Je me souviens encore de l'époque où j'étais au lycée, me cachant sous les couvertures et jouant "Golden Sun" sur GBA. Le petit homme pixel sur l'écran a lentement montré ses compétences, et il m'a fallu une demi-journée pour lire une scène de bataille. À cette époque, je pensais qu'il s'agissait d'effets spéciaux visuels de premier ordre. Chaque fois que je voyais les elfes invoqués, je disais bêtement « Wow ». Maintenant, allumez votre téléphone portable pour jouer à "Douluo Dalu : Reversal of Time and Space", cliquez sur un jeu, ma chère, 334 ensembles d'effets spéciaux dynamiques sont directement devant votre visage, l'herbe bleue argentée de Tang San s'enroule autour du lapin aux os mous de Xiao Wu, les effets de lumière volent partout dans le ciel, le téléphone est presque trop chaud pour le tenir🔥. Cet écart revient vraiment à passer directement d'un téléviseur noir et blanc à un écran incurvé 4K.
Mais pour être honnête, ce qui me surprend le plus dans ce jeu, c'est son système « une carte, deux formes ». À l'époque, lorsque je jouais à "Final Fantasy" sur PSP, je devais aller dans le menu pour changer de métier, et il n'y avait aucun moyen de changer de position sur place pendant la bataille. Dans ce jeu, les personnages peuvent basculer directement entre les anneaux d'âme et les arts martiaux au combat. Une seconde, Tang San utilisait des armes cachées, et la seconde suivante, il passa à Blue Silver Grass pour contrôler la position sur le terrain. Ce sentiment de stratégie en temps réel était inimaginable à l'ère des cassettes, mais lorsque je suis passé à un téléphone portable pour le faire fonctionner, c'était aussi fluide que s'il était joué sur un téléphone portable.
Mais il y a certaines choses qu'aucune magie ne peut changer.

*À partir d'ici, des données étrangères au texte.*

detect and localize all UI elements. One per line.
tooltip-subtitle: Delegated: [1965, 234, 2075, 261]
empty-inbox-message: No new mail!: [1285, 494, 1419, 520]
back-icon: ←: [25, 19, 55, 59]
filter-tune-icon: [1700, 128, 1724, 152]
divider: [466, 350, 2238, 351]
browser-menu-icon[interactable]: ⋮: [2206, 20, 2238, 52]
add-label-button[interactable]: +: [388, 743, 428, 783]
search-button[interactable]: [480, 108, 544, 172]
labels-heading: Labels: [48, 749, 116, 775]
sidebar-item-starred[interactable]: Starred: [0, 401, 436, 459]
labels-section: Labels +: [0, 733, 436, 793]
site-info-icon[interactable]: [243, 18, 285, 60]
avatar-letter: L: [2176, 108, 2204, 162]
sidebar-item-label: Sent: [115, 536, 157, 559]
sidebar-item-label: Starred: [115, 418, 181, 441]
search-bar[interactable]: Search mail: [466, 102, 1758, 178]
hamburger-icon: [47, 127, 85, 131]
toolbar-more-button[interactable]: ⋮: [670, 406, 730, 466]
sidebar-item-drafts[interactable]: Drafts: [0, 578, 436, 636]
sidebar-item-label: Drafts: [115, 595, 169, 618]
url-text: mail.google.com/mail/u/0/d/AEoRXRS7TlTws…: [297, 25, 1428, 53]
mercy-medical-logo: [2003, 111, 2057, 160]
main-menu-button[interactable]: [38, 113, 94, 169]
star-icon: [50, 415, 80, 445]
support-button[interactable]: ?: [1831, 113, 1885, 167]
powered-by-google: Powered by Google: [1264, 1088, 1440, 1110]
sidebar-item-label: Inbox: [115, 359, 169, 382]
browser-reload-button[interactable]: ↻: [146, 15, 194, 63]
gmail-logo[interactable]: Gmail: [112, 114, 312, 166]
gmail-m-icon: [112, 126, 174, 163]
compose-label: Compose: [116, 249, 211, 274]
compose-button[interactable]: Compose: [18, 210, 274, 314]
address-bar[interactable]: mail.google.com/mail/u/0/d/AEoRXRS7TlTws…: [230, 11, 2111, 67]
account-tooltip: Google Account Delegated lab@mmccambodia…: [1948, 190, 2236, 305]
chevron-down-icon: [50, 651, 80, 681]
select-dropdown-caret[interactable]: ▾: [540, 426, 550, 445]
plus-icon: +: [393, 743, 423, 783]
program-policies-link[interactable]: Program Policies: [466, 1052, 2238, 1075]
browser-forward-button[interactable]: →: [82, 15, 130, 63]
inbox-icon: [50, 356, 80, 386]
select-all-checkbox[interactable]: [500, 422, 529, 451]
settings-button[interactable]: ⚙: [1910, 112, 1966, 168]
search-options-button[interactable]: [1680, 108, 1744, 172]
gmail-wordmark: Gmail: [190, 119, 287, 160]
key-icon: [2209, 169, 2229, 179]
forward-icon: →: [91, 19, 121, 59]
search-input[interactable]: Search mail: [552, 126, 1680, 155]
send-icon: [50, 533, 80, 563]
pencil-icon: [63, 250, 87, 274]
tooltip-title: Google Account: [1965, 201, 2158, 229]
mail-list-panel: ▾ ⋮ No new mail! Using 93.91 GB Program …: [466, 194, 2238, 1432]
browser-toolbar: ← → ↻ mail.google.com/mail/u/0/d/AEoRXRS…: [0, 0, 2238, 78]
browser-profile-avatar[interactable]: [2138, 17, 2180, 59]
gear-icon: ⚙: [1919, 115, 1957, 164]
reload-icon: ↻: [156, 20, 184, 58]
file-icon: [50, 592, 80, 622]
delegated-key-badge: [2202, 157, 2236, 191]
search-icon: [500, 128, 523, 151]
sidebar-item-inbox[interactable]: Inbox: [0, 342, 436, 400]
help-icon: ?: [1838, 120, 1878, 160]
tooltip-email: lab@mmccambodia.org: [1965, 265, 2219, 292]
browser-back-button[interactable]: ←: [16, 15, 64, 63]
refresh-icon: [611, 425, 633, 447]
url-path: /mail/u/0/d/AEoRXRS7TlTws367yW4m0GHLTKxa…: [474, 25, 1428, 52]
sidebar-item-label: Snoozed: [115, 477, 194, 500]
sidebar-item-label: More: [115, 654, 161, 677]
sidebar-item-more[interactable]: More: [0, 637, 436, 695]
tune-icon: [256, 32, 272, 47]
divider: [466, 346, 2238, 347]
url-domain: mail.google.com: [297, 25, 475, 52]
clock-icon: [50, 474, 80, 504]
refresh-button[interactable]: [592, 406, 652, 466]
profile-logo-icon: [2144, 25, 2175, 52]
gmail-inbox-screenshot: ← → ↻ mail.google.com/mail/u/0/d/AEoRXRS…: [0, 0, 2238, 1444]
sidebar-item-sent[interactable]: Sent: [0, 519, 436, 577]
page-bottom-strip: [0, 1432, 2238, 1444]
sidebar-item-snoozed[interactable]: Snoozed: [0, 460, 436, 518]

Par exemple, le développement de cartes. Lorsque je jouais à "Pocket Monsters" sur la NDS, je devais tuer des centaines de monstres sauvages pour attraper un Pokémon Shiny. Désormais, dans ce jeu, il existe également une probabilité de tirer des cartes en tant qu'« identifiant non-chef ». J'ai sauvé dix tirages d'affilée, mais c'étaient tous des fragments de carte R. J'étais tellement en colère que j'ai failli laisser tomber mon téléphone. Heureusement, le téléphone était beaucoup plus cher que le GBA, alors je me suis retenu😅. Mais réfléchissez-y, à l'époque, je feuilletais le livre de stratégie jusqu'à minuit à la recherche d'un objet caché. Désormais, l'intrigue du voyage dans le temps dans la ligne principale du jeu peut réellement affecter la branche finale. Ce genre de bonheur de « choix obsessionnel-compulsif » est exactement le même qu'à l'époque.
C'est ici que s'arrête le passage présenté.